My flight to Athens was scheduled to leave at 0310.  In fact it left a bit later.  I got into Athens at around 0700 local time w/o having slept more than a couple minutes on the plane.  Athens is nicer, cleaner and greener than I imagined and the mountain relief is higher.  The mountains on the way from the airport are covered with pine.  I think it is a new forest, however.  Most of it looks young, less than 50 years old, although since I am unfamiliar with the local species and growing conditions I may be wrong.  My guess is that the trees are recently established and before that time goats and sheep prevented forest regeneration.  When you look at old pictures, you see that the hills of Greece were a lot more barren a in the past.  I was looking at some prints from the Ottoman times in the late 18th Century.  They usually feature shepherds with their flocks picturesquely denuding the landscape.

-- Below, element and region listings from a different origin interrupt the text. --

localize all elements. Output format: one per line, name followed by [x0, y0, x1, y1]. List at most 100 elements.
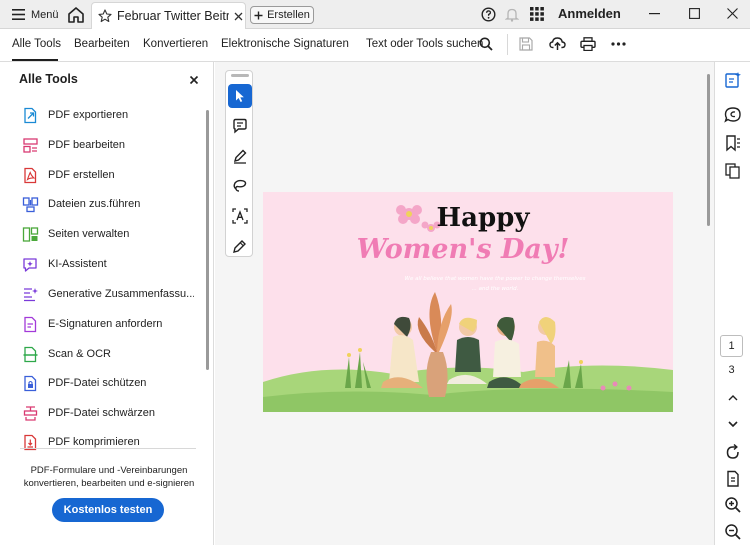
- export-pdf-icon: [22, 107, 39, 124]
- more-options-icon[interactable]: [611, 42, 626, 46]
- search-icon[interactable]: [479, 37, 493, 51]
- close-tab-icon[interactable]: [234, 12, 243, 21]
- tab-edit[interactable]: Bearbeiten: [74, 38, 130, 50]
- comment-tool-icon[interactable]: [228, 114, 252, 138]
- viewer-scrollbar[interactable]: [707, 74, 710, 226]
- quick-tools-bar: [225, 70, 253, 257]
- tool-label: PDF erstellen: [48, 169, 115, 181]
- tool-ai-assistant[interactable]: KI-Assistent: [22, 253, 194, 275]
- tool-request-esignatures[interactable]: E-Signaturen anfordern: [22, 313, 194, 335]
- redact-pdf-icon: [22, 405, 39, 422]
- page-fit-icon[interactable]: [724, 470, 742, 488]
- quote-line-2: ... and the world.: [472, 286, 519, 292]
- print-icon[interactable]: [580, 37, 596, 51]
- title-bar: Menü Februar Twitter Beitr... Erstellen …: [0, 0, 750, 29]
- tool-compress-pdf[interactable]: PDF komprimieren: [22, 431, 194, 453]
- tab-title: Februar Twitter Beitr...: [117, 9, 229, 23]
- tab-e-signatures[interactable]: Elektronische Signaturen: [221, 38, 349, 50]
- scan-ocr-icon: [22, 346, 39, 363]
- ai-assistant-icon: [22, 256, 39, 273]
- sign-in-link[interactable]: Anmelden: [558, 6, 621, 21]
- flower-decoration: [396, 205, 441, 232]
- tool-label: Scan & OCR: [48, 348, 111, 360]
- text-select-tool-icon[interactable]: [228, 204, 252, 228]
- upload-cloud-icon[interactable]: [549, 36, 566, 51]
- main-toolbar: Alle Tools Bearbeiten Konvertieren Elekt…: [0, 29, 750, 62]
- tab-all-tools[interactable]: Alle Tools: [12, 38, 61, 50]
- tool-generative-summary[interactable]: Generative Zusammenfassu...: [22, 283, 194, 305]
- create-button[interactable]: Erstellen: [250, 6, 314, 24]
- zoom-in-icon[interactable]: [724, 496, 742, 514]
- edit-pdf-icon: [22, 137, 39, 154]
- tool-organize-pages[interactable]: Seiten verwalten: [22, 223, 194, 245]
- comments-icon[interactable]: [724, 106, 742, 124]
- tool-label: Dateien zus.führen: [48, 198, 141, 210]
- tool-label: PDF-Datei schützen: [48, 377, 147, 389]
- pages-thumbnails-icon[interactable]: [724, 162, 742, 180]
- close-window-icon[interactable]: [727, 8, 738, 19]
- page-up-chevron-icon[interactable]: [724, 389, 742, 407]
- create-label: Erstellen: [267, 9, 310, 21]
- tool-label: KI-Assistent: [48, 258, 107, 270]
- tool-export-pdf[interactable]: PDF exportieren: [22, 104, 194, 126]
- help-icon[interactable]: [481, 7, 496, 22]
- tool-protect-pdf[interactable]: PDF-Datei schützen: [22, 372, 194, 394]
- document-tab[interactable]: Februar Twitter Beitr...: [91, 2, 246, 29]
- total-pages: 3: [728, 364, 735, 376]
- tool-label: PDF bearbeiten: [48, 139, 126, 151]
- free-trial-button[interactable]: Kostenlos testen: [52, 498, 164, 522]
- bookmarks-icon[interactable]: [724, 134, 742, 152]
- generative-summary-icon: [22, 286, 39, 303]
- headline-happy: Happy: [437, 203, 531, 233]
- search-tools-label[interactable]: Text oder Tools suchen: [366, 38, 483, 50]
- freehand-draw-icon[interactable]: [228, 174, 252, 198]
- tool-label: Seiten verwalten: [48, 228, 130, 240]
- tool-label: PDF komprimieren: [48, 436, 140, 448]
- tool-combine-files[interactable]: Dateien zus.führen: [22, 193, 194, 215]
- tool-create-pdf[interactable]: PDF erstellen: [22, 164, 194, 186]
- notification-bell-icon[interactable]: [505, 7, 519, 22]
- active-tab-indicator: [12, 59, 58, 61]
- minimize-window-icon[interactable]: [649, 13, 660, 15]
- tool-scan-ocr[interactable]: Scan & OCR: [22, 343, 194, 365]
- request-esign-icon: [22, 316, 39, 333]
- organize-pages-icon: [22, 226, 39, 243]
- create-pdf-icon: [22, 167, 39, 184]
- zoom-out-icon[interactable]: [724, 523, 742, 541]
- menu-label: Menü: [31, 8, 59, 21]
- hamburger-icon: [12, 9, 25, 20]
- page-down-chevron-icon[interactable]: [724, 415, 742, 433]
- protect-pdf-icon: [22, 375, 39, 392]
- star-icon[interactable]: [98, 9, 112, 23]
- headline-womens-day: Women's Day!: [357, 234, 570, 265]
- current-page-input[interactable]: 1: [720, 335, 743, 357]
- ai-summary-icon[interactable]: [724, 71, 742, 89]
- tool-edit-pdf[interactable]: PDF bearbeiten: [22, 134, 194, 156]
- plus-icon: [254, 11, 263, 20]
- select-tool-icon[interactable]: [228, 84, 252, 108]
- tool-label: PDF-Datei schwärzen: [48, 407, 155, 419]
- highlight-pen-icon[interactable]: [228, 144, 252, 168]
- right-rail: [714, 62, 750, 545]
- quote-line-1: We all believe that women have the power…: [405, 276, 586, 282]
- tab-convert[interactable]: Konvertieren: [143, 38, 208, 50]
- apps-grid-icon[interactable]: [530, 7, 544, 21]
- drag-handle[interactable]: [231, 74, 249, 77]
- rotate-icon[interactable]: [724, 443, 742, 461]
- tool-redact-pdf[interactable]: PDF-Datei schwärzen: [22, 402, 194, 424]
- maximize-window-icon[interactable]: [689, 8, 700, 19]
- all-tools-panel: Alle Tools PDF exportieren PDF bearbeite…: [0, 62, 214, 545]
- save-icon[interactable]: [519, 37, 533, 51]
- womens-day-illustration: Happy Women's Day! We all believe that w…: [263, 203, 673, 412]
- signature-tool-icon[interactable]: [228, 234, 252, 258]
- promo-text: PDF-Formulare und -Vereinbarungen konver…: [23, 465, 195, 489]
- panel-divider: [20, 448, 196, 449]
- panel-title: Alle Tools: [19, 72, 78, 86]
- close-panel-icon[interactable]: [188, 74, 200, 86]
- tool-label: E-Signaturen anfordern: [48, 318, 163, 330]
- menu-button[interactable]: Menü: [8, 4, 63, 25]
- panel-scrollbar[interactable]: [206, 110, 209, 370]
- home-icon[interactable]: [66, 5, 86, 25]
- tool-label: Generative Zusammenfassu...: [48, 288, 194, 300]
- tool-label: PDF exportieren: [48, 109, 129, 121]
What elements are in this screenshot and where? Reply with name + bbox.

I was a lot less tired than I thought I would be, so I used the morning to scout out some of the places I might take Mariza and Espen.  It was good I did.  I followed a path that said “to Acropolis.”  It wound through closely packed houses and through what looked like people’s backyards.  After following the serpentine path up the hill, I ran into a fence.  This was probably a back way up to the summit.  It was an interesting walk.  A couple of steps behind me was a group of old ladies in comfortable shoes.  I had passed them on the way up and when I passed them on the way down, I told them about the fence.  They seemed less amused that I had been and grumbled loudly in their British accents about ancient civilization being unable to handle simple contemporary tasks.

This is a picture from the path and below is part of the path.  All in all, it was worth the trip.